Effects: If base rate went up to 0.5 per cent, the average homeowner with a £150,000 variable mortgage would see their repayments rise by £259 a year
Lenders have also had to sift through bank statements, payslips and credit card bills to be satisfied that customers could afford the payments.
But these checks will have done little to prepare borrowers for the experience of an interest rate hike — which will be new to the 2.5 million households who have bought a first home since July 2007.
First-time buyers in parts of the country such as East Anglia, the South-East and Devon and Cornwall are already stretched, with mortgage payments eating up more than a third of their pay cheques.

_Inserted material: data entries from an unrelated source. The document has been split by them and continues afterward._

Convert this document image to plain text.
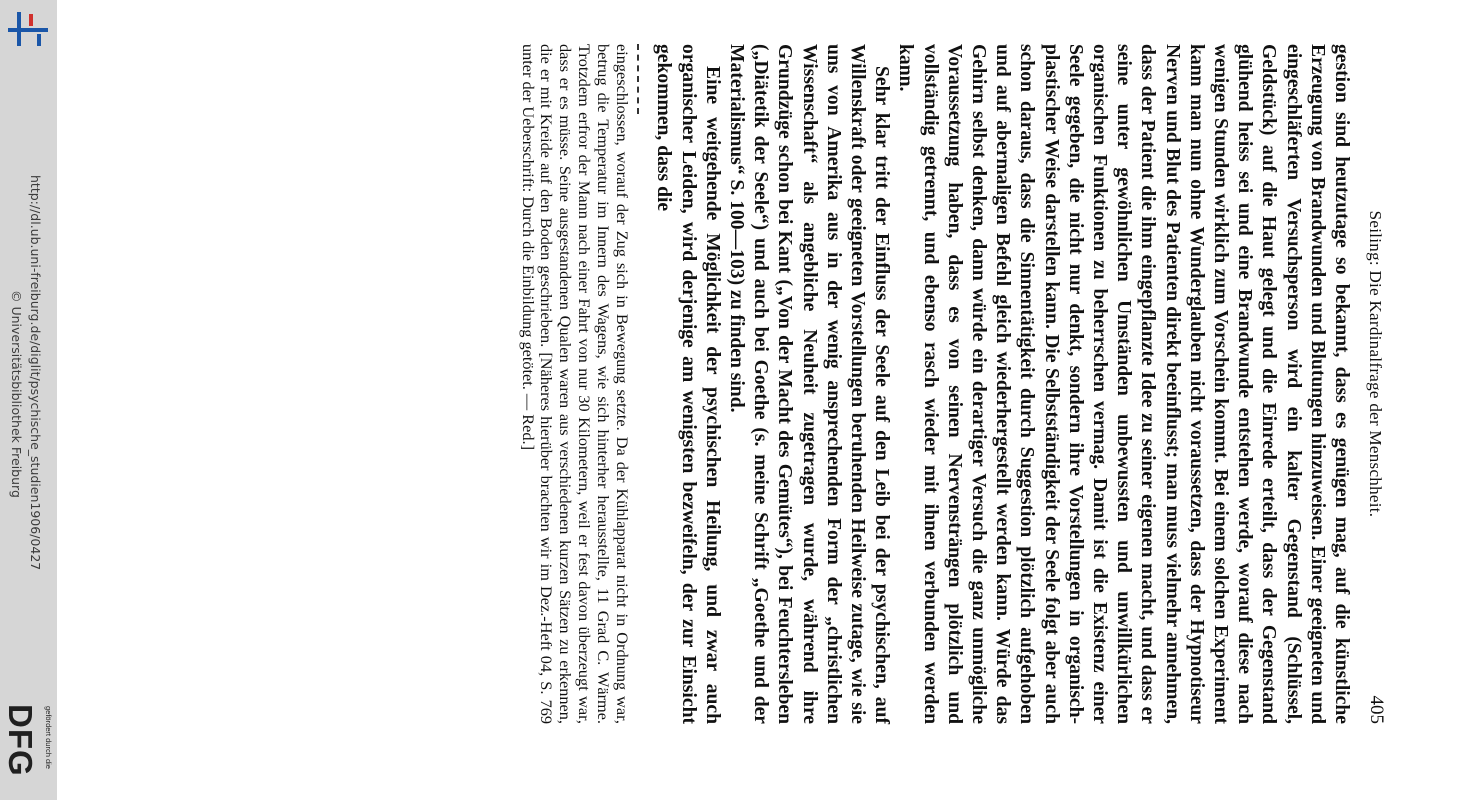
http://dl.ub.uni-freiburg.de/diglit/psychische_studien1906/0427
© Universitätsbibliothek Freiburg
DFG gefördert durch die
Seiling: Die Kardinalfrage der Menschheit.
405

gestion sind heutzutage so bekannt, dass es genügen mag, auf die künstliche Erzeugung von Brandwunden und Blutungen hinzuweisen. Einer geeigneten und eingeschläferten Versuchsperson wird ein kalter Gegenstand (Schlüssel, Geldstück) auf die Haut gelegt und die Einrede erteilt, dass der Gegenstand glühend heiss sei und eine Brandwunde entstehen werde, worauf diese nach wenigen Stunden wirklich zum Vorschein kommt. Bei einem solchen Experiment kann man nun ohne Wunderglauben nicht voraussetzen, dass der Hypnotiseur Nerven und Blut des Patienten direkt beeinflusst; man muss vielmehr annehmen, dass der Patient die ihm eingepflanzte Idee zu seiner eigenen macht, und dass er seine unter gewöhnlichen Umständen unbewussten und unwillkürlichen organischen Funktionen zu beherrschen vermag. Damit ist die Existenz einer Seele gegeben, die nicht nur denkt, sondern ihre Vorstellungen in organisch-plastischer Weise darstellen kann. Die Selbstständigkeit der Seele folgt aber auch schon daraus, dass die Sinnentätigkeit durch Suggestion plötzlich aufgehoben und auf abermaligen Befehl gleich wiederhergestellt werden kann. Würde das Gehirn selbst denken, dann würde ein derartiger Versuch die ganz unmögliche Voraussetzung haben, dass es von seinen Nervensträngen plötzlich und vollständig getrennt, und ebenso rasch wieder mit ihnen verbunden werden kann.

Sehr klar tritt der Einfluss der Seele auf den Leib bei der psychischen, auf Willenskraft oder geeigneten Vorstellungen beruhenden Heilweise zutage, wie sie uns von Amerika aus in der wenig ansprechenden Form der „christlichen Wissenschaft“ als angebliche Neuheit zugetragen wurde, während ihre Grundzüge schon bei Kant („Von der Macht des Gemütes“), bei Feuchtersleben („Diätetik der Seele“) und auch bei Goethe (s. meine Schrift „Goethe und der Materialismus“ S. 100—103) zu finden sind.

Eine weitgehende Möglichkeit der psychischen Heilung, und zwar auch organischer Leiden, wird derjenige am wenigsten bezweifeln, der zur Einsicht gekommen, dass die

eingeschlossen, worauf der Zug sich in Bewegung setzte. Da der Kühlapparat nicht in Ordnung war, betrug die Temperatur im Innern des Wagens, wie sich hinterher herausstellte, 11 Grad C. Wärme. Trotzdem erfror der Mann nach einer Fahrt von nur 30 Kilometern, weil er fest davon überzeugt war, dass er es müsse. Seine ausgestandenen Qualen waren aus verschiedenen kurzen Sätzen zu erkennen, die er mit Kreide auf den Boden geschrieben. [Näheres hierüber brachten wir im Dez.-Heft 04, S. 769 unter der Ueberschrift: Durch die Einbildung getötet. — Red.]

The situation is worse in London, where mortgage payments now account for two-thirds of the average first-time buyer’s salary, according to data from Nationwide Building Society.
More than £35 billion of fixed home loan deals will come to an end in the next two months, and these borrowers will then be moved onto variable deals — the largest amount since 2012, according to the CACI Mortgage Market Database.
Banks don’t have to raise their variable rates in line with the Bank of England — but almost all do. Many will also hike the cost of their fixed-rate deals for new customers.
Experts also fear overstretched borrowers who bought their home with small deposits are at risk of falling into negative equity (when your home’s worth is less than your mortgage) if house prices begin to fall.
House prices are up 5.1 per cent over the past year, but the sector’s growth has slowed from more than 8 per cent last summer.
In London and the South-East, surveyors are already reporting price falls, mainly due to buyers’ concerns over Brexit.
Cooling? House prices are up 5.1 per cent over the past year, but the sector’s growth has slowed from more than 8 per cent last summer
James Daley, of consumer website Fairer Finance, says: ‘We are in a period of record low interest rates, which has stopped some people from tipping over the edge.
‘If rates rise sharply, it will hit everyone in the pocket, but especially those who have big mortgages they are struggling to pay off.’
Bernard Clarke, a spokesman for UK Finance, which represents the banks, says: ‘Borrowing rates are at a historical low point, so mortgages for those with a small deposit are more affordable than in the past.
‘Borrowers also have to go through strict affordability assessments, including stress testing.
‘This is designed to make sure they can continue to pay their mortgage, even if interest rates rise by 3 percentage points over the next five years.’